Camino Island by John Grisham

read by January LaVoy

Grisham can usually be relied upon to deliver the goods: instantly fascinating setting; troubled yet sympathetic protagonist; nasty (generally corporate) villain; unforeseen plot twist; satisfying dénouement. He is a consummate storyteller, even if the prose can be undistinguished. He certainly keeps the listener wanting to learn more (so many audiobooks fall flat within minutes).

Unfortunately, with Camino Island, the ‘Author’s Note’ reveals Grisham’s flaw: ‘I learned with my first novel that writing books is far easier than selling them … I know nothing about the retail side of the business’. He should really stick to what he demonstrably knows a great deal about: the law. In Camino Island, plot and characters really don’t convince. For this listener, his familiarity with academics, university libraries, rare books and even fellow novelists doesn’t ring quite  true.

Grisham’s characters often have a ton of good fortune. Rare book dealer Bruce Cable is no exception. He starts out with money and then discovers that his late father had an enviable library of, mainly American, mainly twentieth-century, first editions:  items easy to overlook as just a collection of second-hand books and a great tax dodge/money laundering vehicle. He buys a bookshop in a tourist paradise and makes a huge success of things: selling books, seducing authors on book signing tours, adding to his collection of rare modern editions, getting for a song one of the best old houses on the island and partnering a beautiful furniture dealer, an expert in French antiques. Everything is so perfect you want to scream. But that, of course, is Grisham’s art. And his charm.

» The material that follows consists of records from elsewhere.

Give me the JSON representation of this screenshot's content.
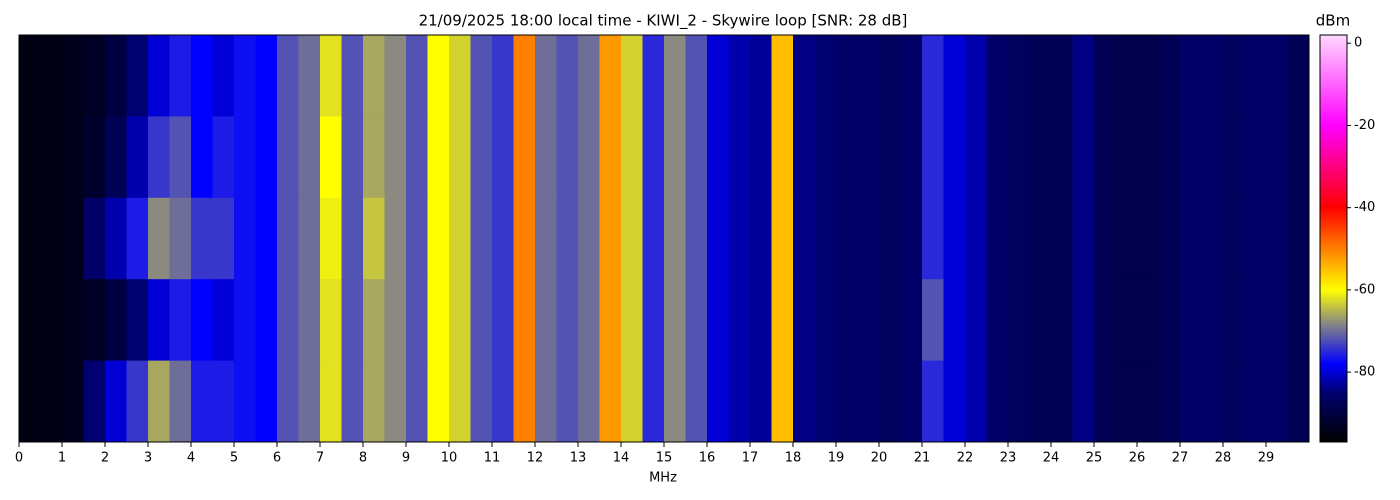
{
  "chart_data": {
    "type": "heatmap",
    "title": "21/09/2025 18:00 local time - KIWI_2 - Skywire loop [SNR: 28 dB]",
    "xlabel": "MHz",
    "colorbar_label": "dBm",
    "xlim": [
      0,
      30
    ],
    "xticks": [
      0,
      1,
      2,
      3,
      4,
      5,
      6,
      7,
      8,
      9,
      10,
      11,
      12,
      13,
      14,
      15,
      16,
      17,
      18,
      19,
      20,
      21,
      22,
      23,
      24,
      25,
      26,
      27,
      28,
      29
    ],
    "bins": [
      0,
      0.5,
      1,
      1.5,
      2,
      2.5,
      3,
      3.5,
      4,
      4.5,
      5,
      5.5,
      6,
      6.5,
      7,
      7.5,
      8,
      8.5,
      9,
      9.5,
      10,
      10.5,
      11,
      11.5,
      12,
      12.5,
      13,
      13.5,
      14,
      14.5,
      15,
      15.5,
      16,
      16.5,
      17,
      17.5,
      18,
      18.5,
      19,
      19.5,
      20,
      20.5,
      21,
      21.5,
      22,
      22.5,
      23,
      23.5,
      24,
      24.5,
      25,
      25.5,
      26,
      26.5,
      27,
      27.5,
      28,
      28.5,
      29,
      29.5,
      30
    ],
    "values": [
      [
        -95,
        -95,
        -94,
        -93,
        -90,
        -85,
        -80,
        -76,
        -78,
        -80,
        -77,
        -78,
        -72,
        -70,
        -62,
        -72,
        -66,
        -68,
        -72,
        -60,
        -63,
        -72,
        -74,
        -50,
        -70,
        -72,
        -70,
        -52,
        -63,
        -75,
        -68,
        -72,
        -80,
        -82,
        -83,
        -55,
        -84,
        -85,
        -86,
        -86,
        -87,
        -86,
        -75,
        -80,
        -82,
        -86,
        -87,
        -88,
        -88,
        -84,
        -88,
        -89,
        -89,
        -88,
        -86,
        -86,
        -87,
        -86,
        -86,
        -88
      ],
      [
        -95,
        -95,
        -94,
        -92,
        -88,
        -82,
        -74,
        -72,
        -78,
        -76,
        -77,
        -78,
        -72,
        -70,
        -60,
        -72,
        -66,
        -68,
        -72,
        -60,
        -63,
        -72,
        -74,
        -50,
        -70,
        -72,
        -70,
        -52,
        -63,
        -75,
        -68,
        -72,
        -80,
        -82,
        -83,
        -55,
        -84,
        -85,
        -86,
        -86,
        -87,
        -86,
        -75,
        -80,
        -82,
        -86,
        -87,
        -88,
        -88,
        -84,
        -88,
        -89,
        -89,
        -88,
        -86,
        -86,
        -87,
        -86,
        -86,
        -88
      ],
      [
        -95,
        -95,
        -94,
        -86,
        -82,
        -76,
        -68,
        -70,
        -74,
        -74,
        -77,
        -78,
        -72,
        -70,
        -61,
        -72,
        -64,
        -68,
        -72,
        -60,
        -63,
        -72,
        -74,
        -50,
        -70,
        -72,
        -70,
        -52,
        -63,
        -75,
        -68,
        -72,
        -80,
        -82,
        -83,
        -55,
        -84,
        -85,
        -86,
        -86,
        -87,
        -86,
        -75,
        -80,
        -82,
        -86,
        -87,
        -88,
        -88,
        -84,
        -88,
        -89,
        -89,
        -88,
        -86,
        -86,
        -87,
        -86,
        -86,
        -88
      ],
      [
        -95,
        -95,
        -94,
        -93,
        -90,
        -85,
        -80,
        -76,
        -78,
        -80,
        -77,
        -78,
        -72,
        -70,
        -62,
        -72,
        -66,
        -68,
        -72,
        -60,
        -63,
        -72,
        -74,
        -50,
        -70,
        -72,
        -70,
        -52,
        -63,
        -75,
        -68,
        -72,
        -80,
        -82,
        -83,
        -55,
        -84,
        -85,
        -86,
        -86,
        -87,
        -86,
        -72,
        -80,
        -82,
        -86,
        -87,
        -88,
        -88,
        -84,
        -88,
        -89,
        -89,
        -88,
        -86,
        -86,
        -87,
        -86,
        -86,
        -88
      ],
      [
        -95,
        -95,
        -94,
        -85,
        -80,
        -74,
        -66,
        -70,
        -76,
        -76,
        -77,
        -78,
        -72,
        -70,
        -62,
        -72,
        -66,
        -68,
        -72,
        -60,
        -63,
        -72,
        -74,
        -50,
        -70,
        -72,
        -70,
        -52,
        -63,
        -75,
        -68,
        -72,
        -80,
        -82,
        -83,
        -55,
        -84,
        -85,
        -86,
        -86,
        -87,
        -86,
        -75,
        -80,
        -82,
        -86,
        -87,
        -88,
        -88,
        -84,
        -88,
        -89,
        -89,
        -88,
        -86,
        -86,
        -87,
        -86,
        -86,
        -88
      ]
    ],
    "clim": [
      -97,
      2
    ],
    "cticks": [
      0,
      -20,
      -40,
      -60,
      -80
    ],
    "colorscale": [
      [
        -97,
        "#000000"
      ],
      [
        -85,
        "#000070"
      ],
      [
        -78,
        "#0000ff"
      ],
      [
        -68,
        "#8a8a80"
      ],
      [
        -60,
        "#ffff00"
      ],
      [
        -40,
        "#ff0000"
      ],
      [
        -20,
        "#ff00ff"
      ],
      [
        2,
        "#ffd8ff"
      ]
    ]
  }
}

The theft of F. Scott Fitzgerald’s manuscripts from Princeton University. And Bruce Cable’s inveigling into his deceptions of former English  professor cum novelist Mercer Mann, who has been planted on Camino Island by private investigator Donna Watson aka Elaine Shelby, the agent tracking down the priceless masterpieces … is sheer hokum. One comes away from Camino Island reeling off the manifold gaping holes in the plot. But Grisham manages, every pothole notwithstanding, to entertain until the very last word in the book.